Somebody else belongs with the inexplicably crazy mass-murderer era, and that's Richard Speck. He has a part in the crazy mass-murderer era having murdered eight nursing students in Chicago using sheets, as bindings and taking his time using a switchblade knife, in a 'demented man of the house' gone insane scenario. He ended up dying of a heart attack at age 49, rushed from the prison to the hospital, in 1991. 

Youtube has video of Speck sporting a pair of substantial breasts in prison while he's smoking crack and showing off his blue panties. He's unfettered about fessing up the loving all the sex with men in prison ("If they knew how much fun I'm having they would kick me out," he said, snorting coke in jail, on an American crime report a few short years before his death).

From Speck we enter the unstoppable serial killer era, which includes the likes of Ted Bundy, the Hillside Stranger, and that clown in Chicago, John Wayne Gacy, not to mention the one in Canada, Clifford Olsen. As a matter of fact, the whole unstoppable serial killer era practically grinds to a stinking halt with Willy Pickton's pig farm extermination of God only knows how many lives. That is not to say serial killers are finished. It's just, they are part of another era.

Furthermore, we need sub-categories within eras, because disgusting and dishonorable mentions for murderous dementia must be proffered to the Night Stalker, Richard Ramierez, who sided with Satan during his serial killing and raping spree, and John Hughes, who sided with Jesus while luring truckers who wanted to have carnal knowledge with his girlfriend (bait?) where they died instead. Each of these are members of the serial-killer era who performed undertakings that were senseless, bloody, and involving around 15 dead on behalf of each own's version of a diety. Fifteen for Satan and 15 for Jesus. Existentialists might call that a 'push.'

Alas the serial killer era is not over, but perhaps the unstoppable part of it is passed, and stopping them seems to be less of an issue, but it's hard to stop them before they get started. In fact, police have interdicted two recent self-confessed or self-evident 'budding' serial killers in Canada, including Mark Twitchell, the idiot/savant (film-maker/killer) of Edmonton, Alberta fame, and police almost certainly interdicted any wider mayhem from a pair of deviant youth offenders in Victoria, British Columbia, whose names we are allowed to mention, but are not worth mentioning. We should just remember the young lady, Kimberly Proctor.

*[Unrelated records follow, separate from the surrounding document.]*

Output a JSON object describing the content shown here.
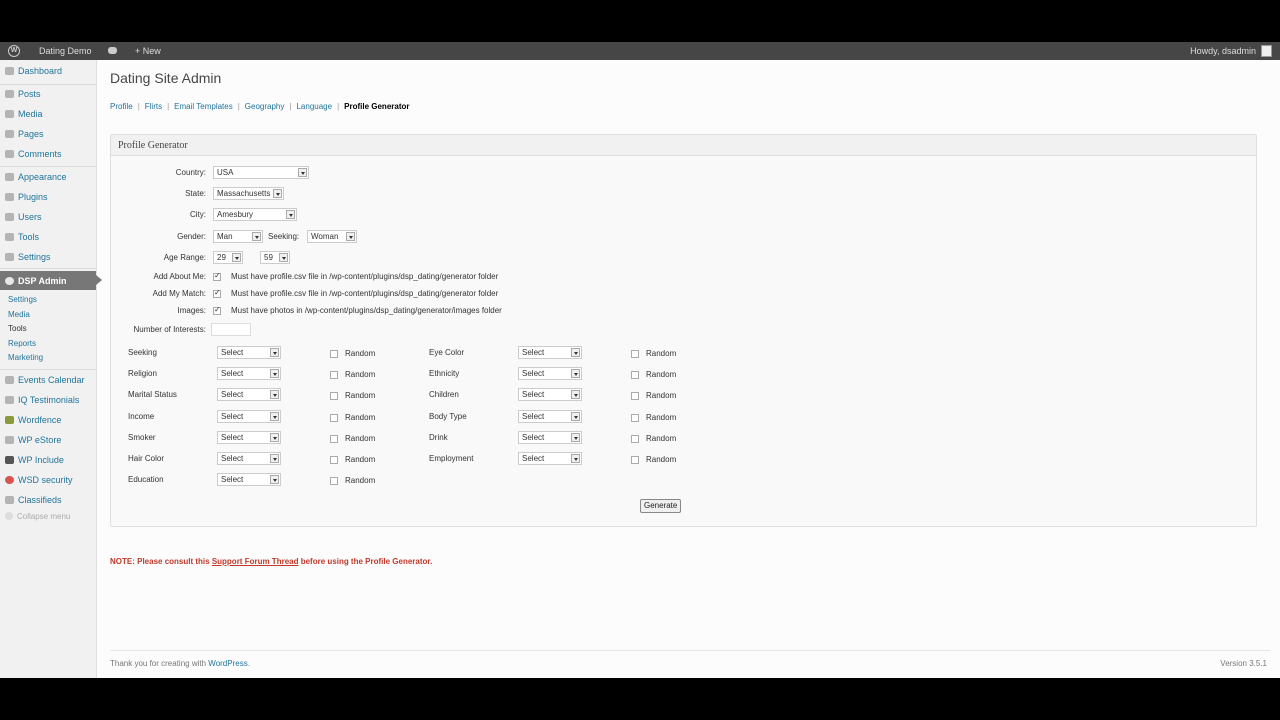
{
  "adminbar": {
    "site_name": "Dating Demo",
    "new_label": "+ New",
    "howdy": "Howdy, dsadmin"
  },
  "sidebar": {
    "items": [
      {
        "label": "Dashboard",
        "icon": "dashboard-icon"
      },
      {
        "label": "Posts",
        "icon": "pin-icon"
      },
      {
        "label": "Media",
        "icon": "media-icon"
      },
      {
        "label": "Pages",
        "icon": "pages-icon"
      },
      {
        "label": "Comments",
        "icon": "comments-icon"
      },
      {
        "label": "Appearance",
        "icon": "appearance-icon"
      },
      {
        "label": "Plugins",
        "icon": "plugins-icon"
      },
      {
        "label": "Users",
        "icon": "users-icon"
      },
      {
        "label": "Tools",
        "icon": "tools-icon"
      },
      {
        "label": "Settings",
        "icon": "settings-icon"
      },
      {
        "label": "DSP Admin",
        "icon": "gear-icon"
      },
      {
        "label": "Events Calendar",
        "icon": "calendar-icon"
      },
      {
        "label": "IQ Testimonials",
        "icon": "testimonials-icon"
      },
      {
        "label": "Wordfence",
        "icon": "wordfence-icon"
      },
      {
        "label": "WP eStore",
        "icon": "store-icon"
      },
      {
        "label": "WP Include",
        "icon": "include-icon"
      },
      {
        "label": "WSD security",
        "icon": "security-icon"
      },
      {
        "label": "Classifieds",
        "icon": "tag-icon"
      }
    ],
    "subitems": [
      "Settings",
      "Media",
      "Tools",
      "Reports",
      "Marketing"
    ],
    "collapse": "Collapse menu"
  },
  "page": {
    "title": "Dating Site Admin",
    "subnav": [
      "Profile",
      "Flirts",
      "Email Templates",
      "Geography",
      "Language",
      "Profile Generator"
    ]
  },
  "generator": {
    "box_title": "Profile Generator",
    "country_label": "Country:",
    "country_value": "USA",
    "state_label": "State:",
    "state_value": "Massachusetts",
    "city_label": "City:",
    "city_value": "Amesbury",
    "gender_label": "Gender:",
    "gender_value": "Man",
    "seeking_label": "Seeking:",
    "seeking_value": "Woman",
    "age_label": "Age Range:",
    "age_from": "29",
    "age_to": "59",
    "about_label": "Add About Me:",
    "about_note": "Must have profile.csv file in /wp-content/plugins/dsp_dating/generator folder",
    "match_label": "Add My Match:",
    "match_note": "Must have profile.csv file in /wp-content/plugins/dsp_dating/generator folder",
    "images_label": "Images:",
    "images_note": "Must have photos in /wp-content/plugins/dsp_dating/generator/images folder",
    "interests_label": "Number of Interests:",
    "select_default": "Select",
    "random_label": "Random",
    "left_fields": [
      "Seeking",
      "Religion",
      "Marital Status",
      "Income",
      "Smoker",
      "Hair Color",
      "Education"
    ],
    "right_fields": [
      "Eye Color",
      "Ethnicity",
      "Children",
      "Body Type",
      "Drink",
      "Employment"
    ],
    "generate_button": "Generate"
  },
  "note": {
    "prefix": "NOTE: Please consult this ",
    "link": "Support Forum Thread",
    "suffix": " before using the Profile Generator."
  },
  "footer": {
    "thanks_prefix": "Thank you for creating with ",
    "thanks_link": "WordPress",
    "thanks_suffix": ".",
    "version": "Version 3.5.1"
  }
}
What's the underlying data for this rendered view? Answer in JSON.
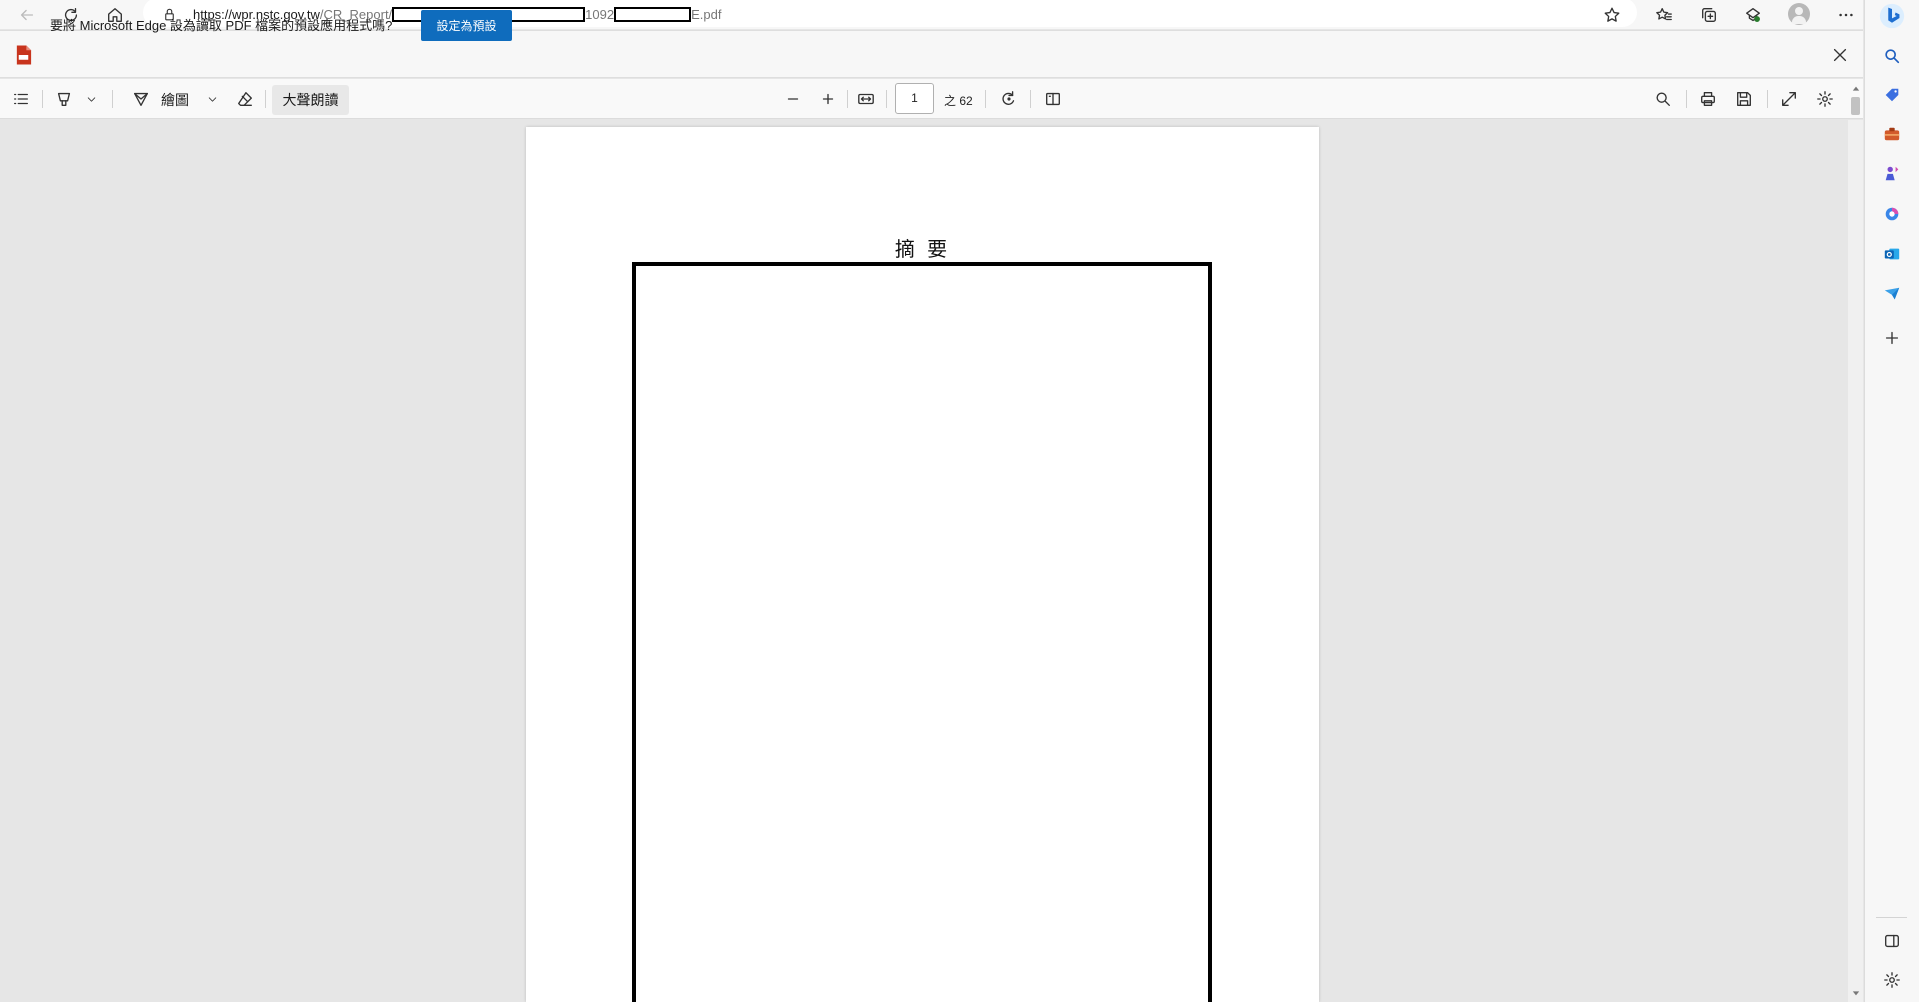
{
  "browser": {
    "url_host": "https://wpr.nstc.gov.tw",
    "url_path_visible_1": "/CR_Report/",
    "url_path_visible_2": "1092",
    "url_path_visible_3": "E.pdf"
  },
  "notification": {
    "message": "要將 Microsoft Edge 設為讀取 PDF 檔案的預設應用程式嗎?",
    "button_label": "設定為預設"
  },
  "pdf_toolbar": {
    "draw_label": "繪圖",
    "read_aloud_label": "大聲朗讀",
    "page_number": "1",
    "page_total": "之 62"
  },
  "document": {
    "heading": "摘 要"
  },
  "colors": {
    "primary_button": "#0f6cbd",
    "viewer_background": "#e6e6e6"
  },
  "icons": [
    "back-icon",
    "refresh-icon",
    "home-icon",
    "lock-icon",
    "favorite-star-icon",
    "favorites-icon",
    "collections-icon",
    "extensions-icon",
    "profile-avatar",
    "more-icon",
    "bing-icon",
    "pdf-file-icon",
    "close-icon",
    "contents-icon",
    "highlight-icon",
    "draw-icon",
    "eraser-icon",
    "zoom-out-icon",
    "zoom-in-icon",
    "fit-width-icon",
    "rotate-icon",
    "page-view-icon",
    "search-icon",
    "print-icon",
    "save-icon",
    "fullscreen-icon",
    "settings-icon"
  ]
}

And that brings us to the modern era, and the new era of crime. It feels like we have entered a new era and it is hard to describe what is happening. How much different would the fate of these victims have been if the technologies didn't exist? Are we in some kind of Fourth Dimensional Crime Era, and if people like Alan Shoenborn are set free in my life-time, perhaps we should ask, Are we in a Fifth Dimensional Crime Era?

It could be partly technology that makes a new era worth noting. We can't ignore how much technology goes into crime these days. That's why we need a new crime era. Apparently crime is a leading-edge consumer, employer, participant in the use technology. But technology appears to be exposing crime at the same time as crime exploits technology.

The use of technology and the machinations around these marvels of human engineering makes you wonder if these new dimensional technologies are snaring people into death traps. Johnny Atlinger was lured by fake messages from an on-line dating service; Kimberly Proctor was begged, preened, annoyed, and seduced by text messages into stepping into one last night of horror; evidence of technology used as a lure goes all the way back to Lisa Marie Young, who disappeared in Nanaimo, B.C., in 2002, after one plaintive cellphone call at 4:30 A.M., on June 30, new dimensions, via technologies, that are leading people into death traps.

Well, the technology is also leading police to the killers. In the case of Qian Liu, a Chinese student at York University, whose alleged murder was done while she was in a webcam conversation, and it captured the attack upon her as it got underway. Her long distance boyfriend was a 'virtual' witness to the initial stages of the attack.

Since the murder in April of Qian Liu, we have to consider the era we have entered. It is the Close Surveillance era.